La politique est souvent le ciment des amitiés. Les compagnons d’hier peuvent devenir les adversaires d’aujourd’hui, surtout lorsque le pouvoir, ses prérogatives et les ambitions qu’il entraîne sont une relation jusqu’à la confiance. Le rapport avec l’avenir entre le président Bassirou Diomaye Faye et son ex Premier ministre Ousmane Sonko ressemble dangereusement à cette vieille mécanique. Après avoir cheminé ensemble dans l’épreuve, les deux hommes se retrouvent désormais dans une configuration où chacun se scrute, chaque déclaration interprétée et chaque décision se joue à l’aune d’un possible bras de fer.
La convocation de cette session extraordinaire de l’Assemblée nationale intervient ainsi dans un climat politique particulièrement chargé. La majorité parlementaire, acquise à Pastef, constitue une force politique considérable. Son utilisation dans le rapport avec l’exécutif pose inévitablement une question essentielle : jusqu’où peut-elle aller lorsque le pouvoir parlementaire entend peser sur les choix du président de la République ?
C’est là que commence le véritable malaise. Entre la légalité et la légitimité, la frontière peut devenir dangereusement étroite. Une majorité peut être parfaitement fondée, juridiquement, à exercer ses prérogatives. Mais l’exercice légal d’un pouvoir ne doit jamais conduire à fragiliser l’équilibre institutionnel.
Encore moins à installer durablement le pays dans une logique de confrontation entre institutions. Le Sénégal n’a pas besoin d’un nouveau duel au sommet. Il a besoin de stabilité, de clarté et d’institutions suffisamment fortes pour survivre aux querelles d’hommes.
Car derrière le feuilleton Diomaye-Sonko, c’est bien la République qui est en jeu. Le plus préoccupant serait que la compétition politique finisse par prendre le dessus sur l’intérêt général.
Le président Bassirou Diomaye Faye a été élu par suffrage universel pour un mandat de cinq ans.
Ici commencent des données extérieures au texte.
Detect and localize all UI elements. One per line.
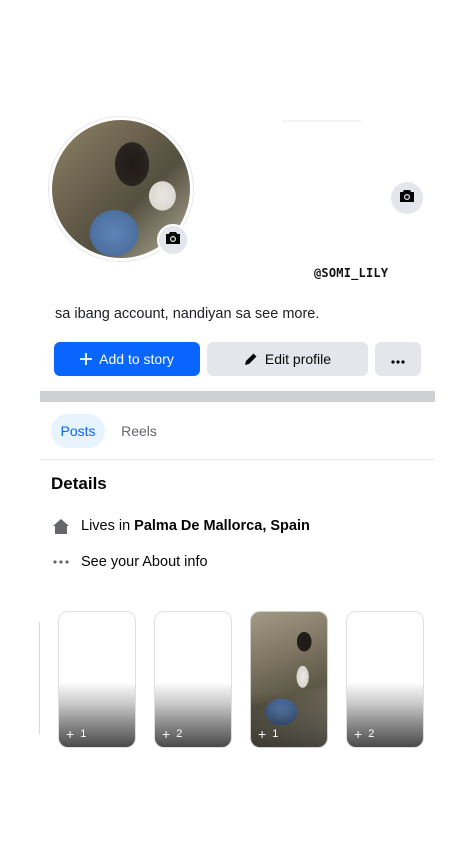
story-card[interactable]: +2 [154,611,232,748]
avatar-camera-button[interactable] [157,224,189,256]
carousel-edge [39,622,40,734]
plus-icon: + [354,726,363,742]
cover-camera-button[interactable] [391,182,423,214]
about-info-label: See your About info [81,554,208,570]
detail-about-link[interactable]: See your About info [51,552,208,572]
lives-in-place: Palma De Mallorca, Spain [134,518,310,534]
more-options-button[interactable] [375,342,421,376]
story-card[interactable]: +2 [346,611,424,748]
plus-icon: + [258,726,267,742]
plus-icon: + [162,726,171,742]
plus-icon [80,353,93,365]
tab-posts[interactable]: Posts [51,414,105,448]
add-to-story-button[interactable]: Add to story [54,342,200,376]
details-heading: Details [51,474,107,493]
home-icon [51,516,71,536]
pencil-icon [244,352,258,366]
add-to-story-label: Add to story [99,351,174,367]
story-card-count: 1 [80,728,87,740]
section-divider [40,391,435,402]
story-card-count: 2 [368,728,375,740]
plus-icon: + [66,726,75,742]
profile-bio: sa ibang account, nandiyan sa see more. [55,306,320,322]
lives-in-prefix: Lives in [81,518,131,534]
story-card-count: 2 [176,728,183,740]
cover-photo-edge [282,120,362,122]
detail-lives-in: Lives in Palma De Mallorca, Spain [51,516,310,536]
edit-profile-button[interactable]: Edit profile [207,342,368,376]
profile-picture-container[interactable] [49,117,193,261]
story-card-photo[interactable]: +1 [250,611,328,748]
story-card-count: 1 [272,728,279,740]
edit-profile-label: Edit profile [264,351,332,367]
camera-icon [399,189,415,208]
more-horizontal-icon [51,552,71,572]
more-horizontal-icon [391,351,405,367]
camera-icon [165,231,181,250]
tab-reels[interactable]: Reels [113,414,165,448]
story-card[interactable]: +1 [58,611,136,748]
tabs-separator [40,459,435,460]
username-text: @SOMI_LILY [314,266,389,280]
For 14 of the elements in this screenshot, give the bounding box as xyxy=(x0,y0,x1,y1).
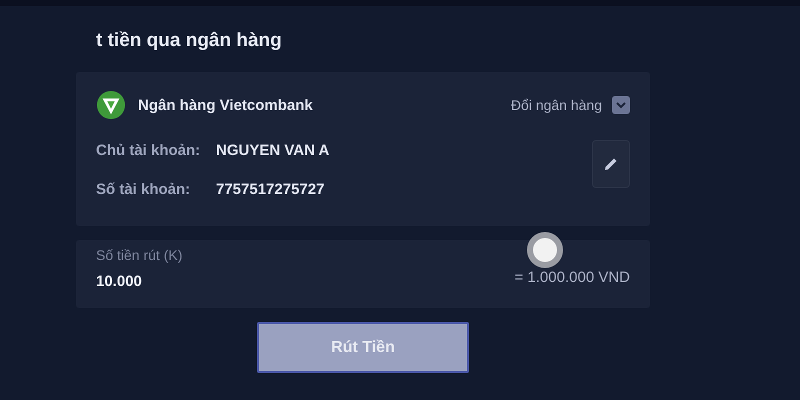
bank-name: Ngân hàng Vietcombank xyxy=(138,96,314,114)
chevron-down-icon xyxy=(612,96,630,114)
page-title: t tiền qua ngân hàng xyxy=(96,30,283,53)
touch-indicator-icon xyxy=(527,232,563,268)
field-value: 7757517275727 xyxy=(216,181,324,198)
field-value: NGUYEN VAN A xyxy=(216,142,330,159)
converted-amount: = 1.000.000 VND xyxy=(514,269,630,288)
amount-field[interactable]: Số tiền rút (K) 10.000 = 1.000.000 VND xyxy=(76,240,650,308)
bank-logo-icon xyxy=(96,90,126,120)
field-label: Chủ tài khoản: xyxy=(96,142,202,159)
pencil-icon xyxy=(604,157,618,171)
edit-button[interactable] xyxy=(592,140,630,188)
field-label: Số tài khoản: xyxy=(96,181,192,198)
change-bank-link[interactable]: Đổi ngân hàng xyxy=(510,96,630,114)
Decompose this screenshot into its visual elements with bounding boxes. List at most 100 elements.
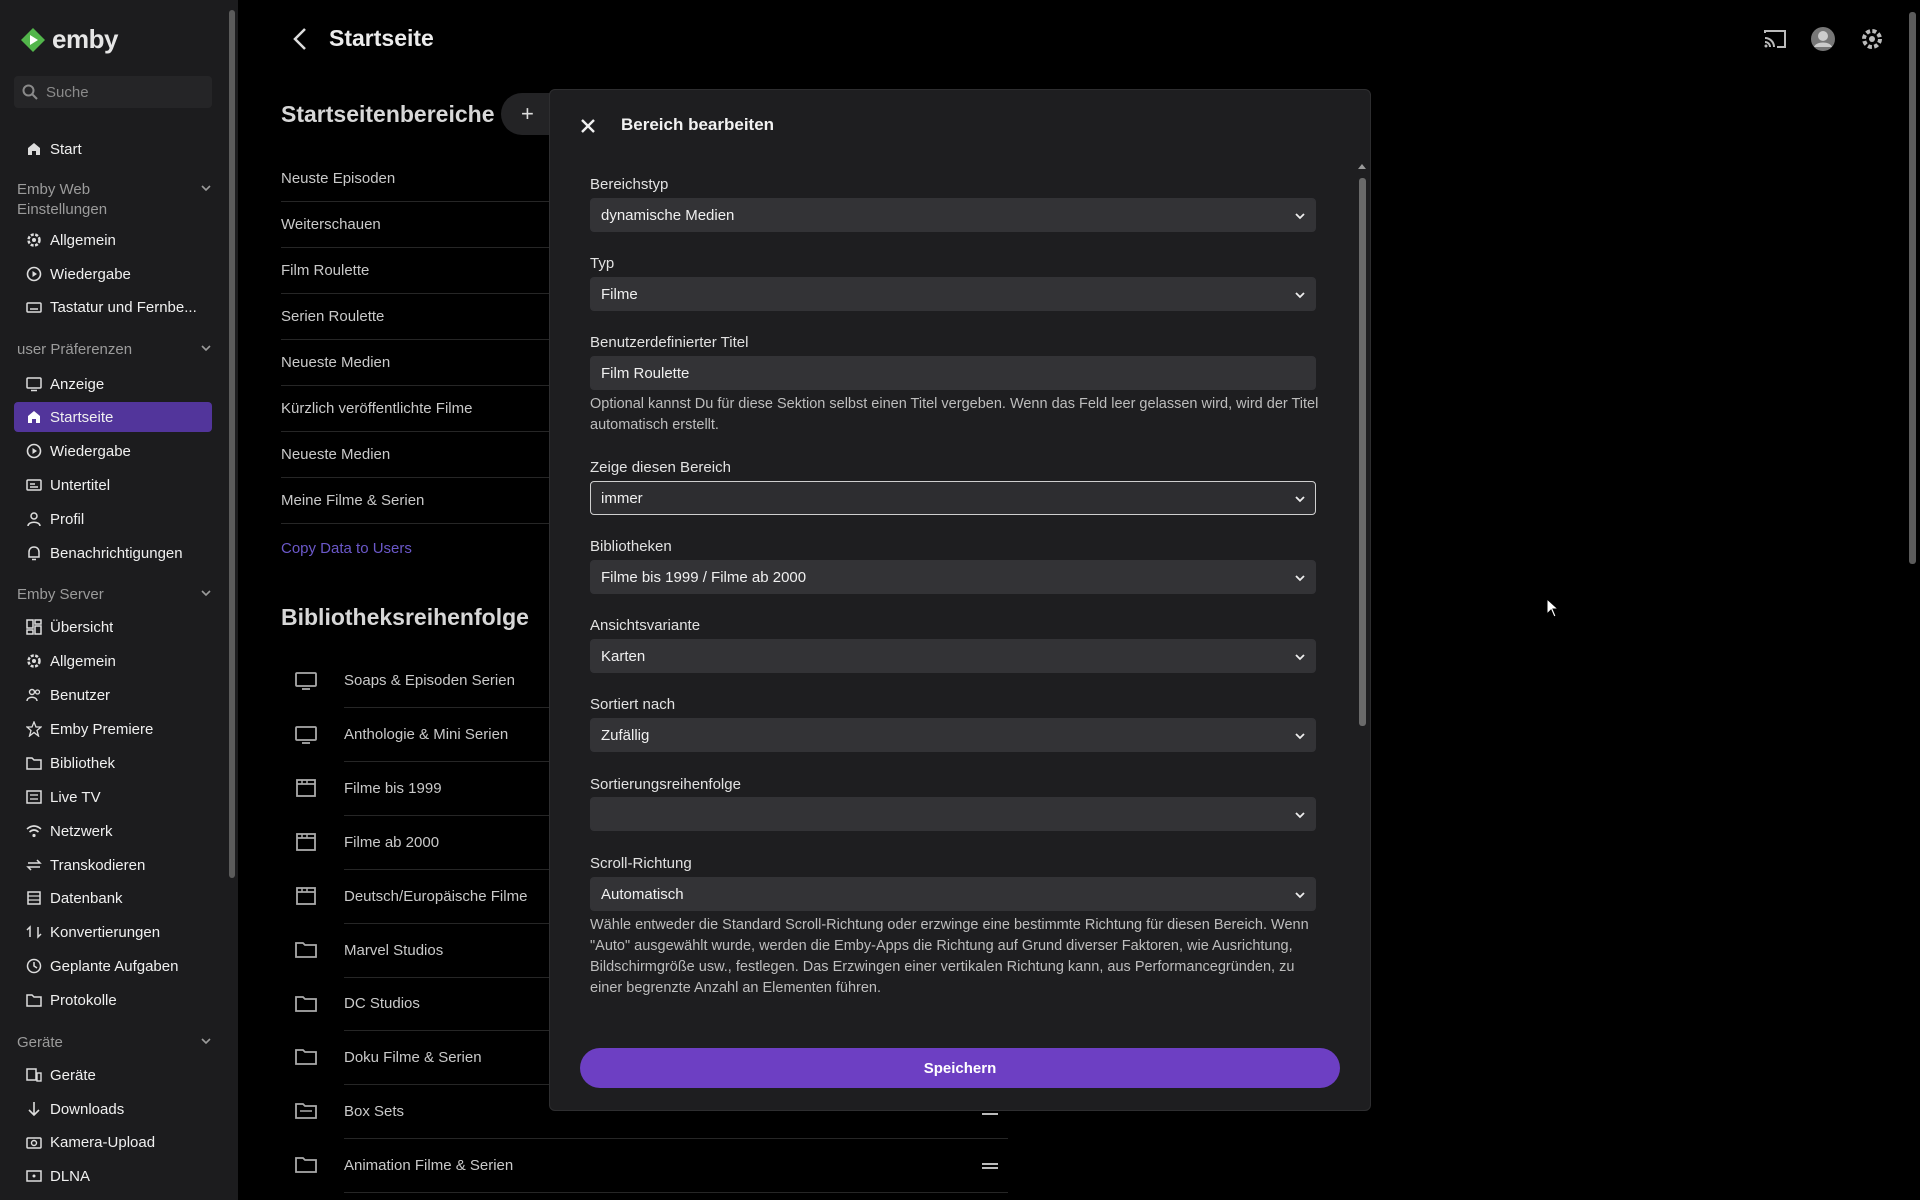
- dialog-scrollbar[interactable]: [1359, 178, 1366, 726]
- sidebar-item-tastatur[interactable]: Tastatur und Fernbe...: [14, 292, 212, 322]
- add-section-button[interactable]: +: [501, 93, 555, 135]
- show-section-select[interactable]: immer: [590, 481, 1316, 515]
- devices-icon: [26, 1067, 42, 1083]
- sidebar-item-konvertierungen[interactable]: Konvertierungen: [14, 917, 212, 947]
- sidebar-item-label: Benachrichtigungen: [50, 544, 183, 562]
- chevron-down-icon: [1295, 575, 1305, 582]
- sidebar-item-label: Untertitel: [50, 476, 111, 494]
- sidebar-item-wiedergabe[interactable]: Wiedergabe: [14, 259, 212, 289]
- sidebar-item-label: Tastatur und Fernbe...: [50, 298, 197, 316]
- sidebar-item-datenbank[interactable]: Datenbank: [14, 883, 212, 913]
- save-button[interactable]: Speichern: [580, 1048, 1340, 1088]
- sidebar-item-allgemein[interactable]: Allgemein: [14, 225, 212, 255]
- section-row[interactable]: Film Roulette: [281, 248, 551, 294]
- movie-icon: [296, 887, 316, 905]
- group-title: user Präferenzen: [17, 341, 133, 358]
- section-type-select[interactable]: dynamische Medien: [590, 198, 1316, 232]
- sidebar-item-transkodieren[interactable]: Transkodieren: [14, 850, 212, 880]
- group-header-web[interactable]: Emby Web Einstellungen: [17, 180, 212, 220]
- copy-data-link[interactable]: Copy Data to Users: [281, 540, 412, 557]
- section-row[interactable]: Neueste Medien: [281, 340, 551, 386]
- sidebar-item-dlna[interactable]: DLNA: [14, 1161, 212, 1191]
- sort-order-select[interactable]: [590, 797, 1316, 831]
- sidebar-item-wiedergabe-user[interactable]: Wiedergabe: [14, 436, 212, 466]
- section-row[interactable]: Neuste Episoden: [281, 156, 551, 202]
- sidebar-item-protokolle[interactable]: Protokolle: [14, 985, 212, 1015]
- group-header-server[interactable]: Emby Server: [17, 585, 212, 605]
- custom-title-input[interactable]: Film Roulette: [590, 356, 1316, 390]
- chevron-down-icon: [1295, 733, 1305, 740]
- sidebar-item-start[interactable]: Start: [14, 134, 212, 164]
- sidebar-item-label: Anzeige: [50, 375, 105, 393]
- sidebar-item-livetv[interactable]: Live TV: [14, 782, 212, 812]
- sidebar-item-label: Benutzer: [50, 686, 111, 704]
- scroll-direction-select[interactable]: Automatisch: [590, 877, 1316, 911]
- search-input[interactable]: [46, 83, 196, 101]
- folder-icon: [295, 1049, 317, 1065]
- view-variant-select[interactable]: Karten: [590, 639, 1316, 673]
- group-header-user[interactable]: user Präferenzen: [17, 340, 212, 360]
- library-row[interactable]: Animation Filme & Serien: [344, 1139, 1008, 1193]
- sidebar-item-anzeige[interactable]: Anzeige: [14, 369, 212, 399]
- convert-icon: [26, 924, 42, 940]
- scroll-up-arrow-icon[interactable]: [1358, 164, 1366, 169]
- search-box[interactable]: [14, 76, 212, 108]
- section-row[interactable]: Weiterschauen: [281, 202, 551, 248]
- sidebar-item-netzwerk[interactable]: Netzwerk: [14, 816, 212, 846]
- sidebar-item-label: Kamera-Upload: [50, 1133, 156, 1151]
- sort-by-select[interactable]: Zufällig: [590, 718, 1316, 752]
- sidebar-item-label: Datenbank: [50, 889, 123, 907]
- close-icon[interactable]: [579, 117, 597, 135]
- libraries-select[interactable]: Filme bis 1999 / Filme ab 2000: [590, 560, 1316, 594]
- select-value: Filme: [601, 285, 638, 303]
- sidebar-item-downloads[interactable]: Downloads: [14, 1094, 212, 1124]
- sidebar-item-uebersicht[interactable]: Übersicht: [14, 612, 212, 642]
- sidebar-scrollbar[interactable]: [229, 10, 235, 878]
- section-row[interactable]: Serien Roulette: [281, 294, 551, 340]
- field-label: Sortierungsreihenfolge: [590, 776, 741, 793]
- play-circle-icon: [26, 443, 42, 459]
- avatar[interactable]: [1810, 26, 1836, 52]
- sidebar-item-startseite[interactable]: Startseite: [14, 402, 212, 432]
- cast-icon[interactable]: [1762, 26, 1788, 52]
- sidebar-item-benutzer[interactable]: Benutzer: [14, 680, 212, 710]
- play-circle-icon: [26, 266, 42, 282]
- settings-gear-icon[interactable]: [1859, 26, 1885, 52]
- chevron-down-icon: [201, 590, 211, 597]
- emby-logo-icon: [21, 27, 45, 52]
- chevron-down-icon: [1295, 213, 1305, 220]
- section-row[interactable]: Neueste Medien: [281, 432, 551, 478]
- sidebar-item-kamera-upload[interactable]: Kamera-Upload: [14, 1127, 212, 1157]
- home-icon: [26, 409, 42, 425]
- drag-handle-icon[interactable]: [982, 1163, 998, 1169]
- person-icon: [26, 511, 42, 527]
- sections-title: Startseitenbereiche: [281, 101, 495, 127]
- sidebar-item-benachrichtigungen[interactable]: Benachrichtigungen: [14, 538, 212, 568]
- main-scrollbar[interactable]: [1909, 12, 1916, 564]
- field-label: Bibliotheken: [590, 538, 672, 555]
- sidebar-item-untertitel[interactable]: Untertitel: [14, 470, 212, 500]
- type-select[interactable]: Filme: [590, 277, 1316, 311]
- group-title: Geräte: [17, 1034, 63, 1051]
- sidebar-item-allgemein-server[interactable]: Allgemein: [14, 646, 212, 676]
- library-name: Filme ab 2000: [344, 834, 440, 851]
- page-title: Startseite: [329, 25, 434, 51]
- library-name: Deutsch/Europäische Filme: [344, 888, 528, 905]
- sidebar: emby Start Emby Web Einstellungen Allgem…: [0, 0, 238, 1200]
- star-icon: [26, 721, 42, 737]
- sidebar-item-bibliothek[interactable]: Bibliothek: [14, 748, 212, 778]
- sidebar-item-geplante-aufgaben[interactable]: Geplante Aufgaben: [14, 951, 212, 981]
- wifi-icon: [26, 823, 42, 839]
- field-label: Typ: [590, 255, 615, 272]
- sidebar-item-profil[interactable]: Profil: [14, 504, 212, 534]
- group-header-devices[interactable]: Geräte: [17, 1033, 212, 1053]
- section-row[interactable]: Meine Filme & Serien: [281, 478, 551, 524]
- library-name: Anthologie & Mini Serien: [344, 726, 509, 743]
- select-value: Filme bis 1999 / Filme ab 2000: [601, 568, 807, 586]
- sidebar-item-premiere[interactable]: Emby Premiere: [14, 714, 212, 744]
- section-row[interactable]: Kürzlich veröffentlichte Filme: [281, 386, 551, 432]
- sidebar-item-label: Live TV: [50, 788, 101, 806]
- sidebar-item-geraete[interactable]: Geräte: [14, 1060, 212, 1090]
- back-arrow-icon[interactable]: [288, 26, 314, 52]
- emby-logo[interactable]: emby: [20, 24, 118, 55]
Il lui reste encore trois années pour exercer sa mission que les Sénégalais lui ont confiée. Cette réalité démocratique devrait imposer à tous, majorité comme opposition, un principe simple : on peut contester, critiquer, contrôler et même s’opposer, mais sans transformer les institutions en champs de bataille.
L’épisode du jour doit donc être regardé avec gravité. Il ne s’agit pas seulement de savoir qui remportera le nouveau bras de fer. Il faut surtout éviter que le pays ne s’installe dans une crise politique permanente, où chaque institution chercherait à prendre le dessus sur l’autre.
Les amitiés politiques peuvent mourir. Les alliances peuvent se défaire. Les ambitions peuvent s’affronter. Mais la République doit rester debout. C’est pourquoi l’urgence n’est peut-être plus de savoir une entente entre deux hommes, mais de sauver la République des querelles divergentes.
Diomaye et Sonko peuvent avoir des chemins politiques différents. Ils peuvent même entrer dans un rapport de force. Mais leurs désaccords ne doivent jamais devenir ceux de l’État, ni hypothéquer les trois années de mandat qui restent au président élu.
Le Sénégal mérite mieux qu’un nouvel épisode du cimetière des amitiés politiques. Il mérite que la légalité reste au service de la légitimité populaire et que les institutions demeurent plus fortes que les hommes.